Day 19 - How to write the conclusion for your course
Three steps to end with a bang
Today I wrote the Epilogue or conclusion to my course.
Before I explain the steps I took, I just want to mention how this moment feels. I'm almost in a state of surprise that this day has arrived. It was nearly three weeks ago that I started building this course.
Don't get me wrong. There's still more work to do.
I must edit what I've done so far. I have a list of elements I need to add that I hadn't planned on originally. I also have to go through the whole thing imagining I'm a student to see if it makes sense. I have graphics to add and maybe a video or two to shoot too.
However, today is an important milestone.
It's a day of "almost completion." What's left feels more like polishing. I'm very far from the blank page.
I've shared my process for writing the main body of the course but I neglected to share my process for writing the introduction.
I won't make that mistake today.
Here's my process for writing the epilogue:
Ask “What thought do I want to leave them with?”
Boil it to one word
Find a story or analogy related to the one word
I answered the question "What thought do I want to leave them with?" My answer: Progress despite interruptions.
I boiled it down to one word "interruptions."

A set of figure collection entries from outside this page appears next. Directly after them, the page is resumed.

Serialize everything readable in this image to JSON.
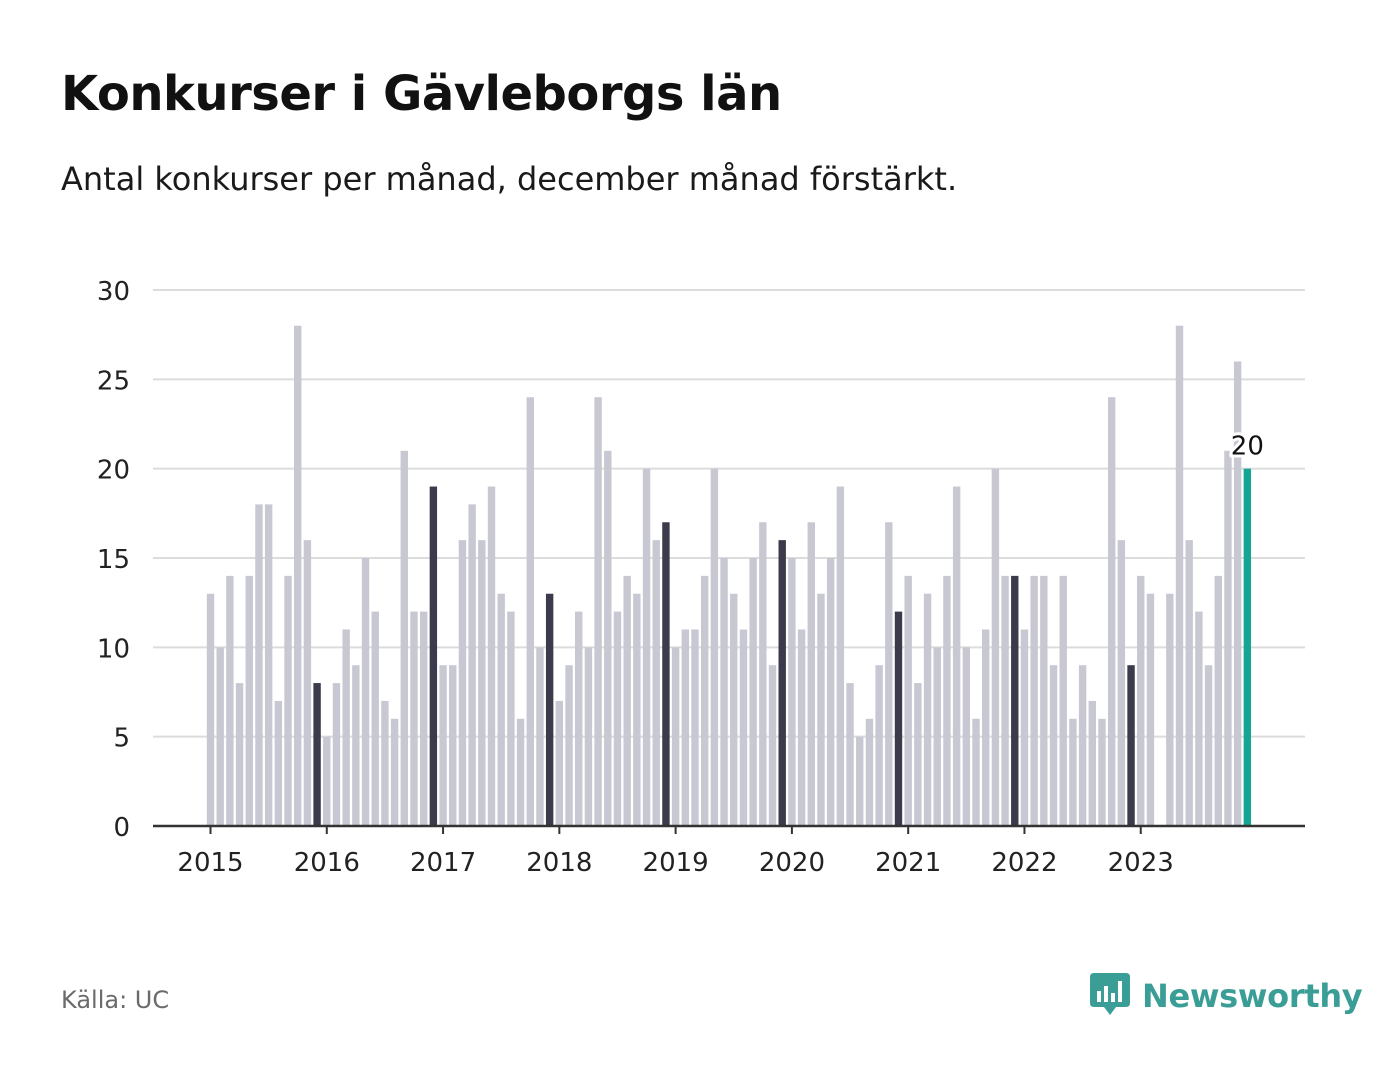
{
  "header": {
    "title": "Konkurser i Gävleborgs län",
    "subtitle": "Antal konkurser per månad, december månad förstärkt."
  },
  "footer": {
    "source": "Källa: UC",
    "brand": "Newsworthy"
  },
  "colors": {
    "bar": "#c8c8d2",
    "december": "#3b3b4b",
    "latest": "#14a596",
    "grid": "#dcdcdc",
    "axis": "#333333",
    "brand": "#3a9e96"
  },
  "icons": {
    "brand_logo": "bar-chart-speech-bubble-icon"
  },
  "chart_data": {
    "type": "bar",
    "title": "Konkurser i Gävleborgs län",
    "subtitle": "Antal konkurser per månad, december månad förstärkt.",
    "xlabel": "",
    "ylabel": "",
    "ylim": [
      0,
      30
    ],
    "yticks": [
      0,
      5,
      10,
      15,
      20,
      25,
      30
    ],
    "x_tick_labels": [
      "2015",
      "2016",
      "2017",
      "2018",
      "2019",
      "2020",
      "2021",
      "2022",
      "2023"
    ],
    "grid": true,
    "legend": "none",
    "highlight": "december",
    "annotation": {
      "text": "20",
      "target": "2023-12"
    },
    "values_by_year": {
      "2015": [
        13,
        10,
        14,
        8,
        14,
        18,
        18,
        7,
        14,
        28,
        16,
        8
      ],
      "2016": [
        5,
        8,
        11,
        9,
        15,
        12,
        7,
        6,
        21,
        12,
        12,
        19
      ],
      "2017": [
        9,
        9,
        16,
        18,
        16,
        19,
        13,
        12,
        6,
        24,
        10,
        13
      ],
      "2018": [
        7,
        9,
        12,
        10,
        24,
        21,
        12,
        14,
        13,
        20,
        16,
        17
      ],
      "2019": [
        10,
        11,
        11,
        14,
        20,
        15,
        13,
        11,
        15,
        17,
        9,
        16
      ],
      "2020": [
        15,
        11,
        17,
        13,
        15,
        19,
        8,
        5,
        6,
        9,
        17,
        12
      ],
      "2021": [
        14,
        8,
        13,
        10,
        14,
        19,
        10,
        6,
        11,
        20,
        14,
        14
      ],
      "2022": [
        11,
        14,
        14,
        9,
        14,
        6,
        9,
        7,
        6,
        24,
        16,
        9
      ],
      "2023": [
        14,
        13,
        0,
        13,
        28,
        16,
        12,
        9,
        14,
        21,
        26,
        20
      ]
    }
  }
}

I then thought of examples of interruptions in my life. And since I was getting interrupted while writing the epilogue, I wrote about that and connected it to the idea that PARA lets you make progress despite the many interruptions life brings us.
That's it. I've included the full text below so you can see how it turned out.
If you've gotten this far, you're a champ.
When I see that people are opening this newsletter each day, it motivates me to continue. So thanks for reading.
Until tomorrow,
Rodney
Epilogue
In the last hour or so, I've been interrupted in my work a half dozen times.
It's the Friday after Thanksgiving and the kids are home. However, in between fun and games with the little ones, I decided to get a some work done.
And that means inevitable interruptions.
In my daily work, there are far fewer breaks in my flow, the kids are in school and I work from home. Yet there are many responsibilities that interrupt my work on major projects.
For example, last year, during a quiet week, I started retooling a course I deliver annually. But days after I began, other projects took precedence and I couldn't get back to changing the course for months.
In the past, this would have meant a lot of lost time trying to find my place.
Time trying to remember the location of documents with specific ideas. Time to find all the feedback I'd collected. Time wasted trying to remember the next steps I'd planned to take.
But because of PARA, I knew exactly where these things were located. Everything was waiting for me in a folder dedicated to changing the course. I could make progress despite interruptions.
All of this was by design.
I'm definitely no super being. I'm not naturally organized. My desktop was once filled with dozens of items. I'd tried and failed many times to organize my work. PARA helped me finally clean up that mess.
But even more, it helped me get things done even when I have to work in spurts and starts.
Earlier in my career, I wouldn't start a project until I'd cleared enough time and space to work on it from start to finish.
But in recent years, that approach was no longer workable.
My low work periods were too short. I could put off starting a project until I had more "free time" but at the present rate the day I can freely work on a project might not arrive until I retire.
Like me, you probably don't have the luxury of taking a sabbatical to write a book, conceptualize a business or even retool a course. We have to get work done on our special projects whenever we can.
PARA lets you do this.
You now know how to organize your stuff so you can start when the iron is hot, even if you can't finish. You can keep collecting ideas until the day you are finally able to produce what you intended.
What's the next project you'll bring into your life?
Make a folder in PARA and put your thoughts down. Know that you'll be able to come back to that folder every time you have an idea, see or hear or read something relevant.
You now have a place to store it all.
Eventually, you'll have everything you need. There's no reason to put it off. Get started today.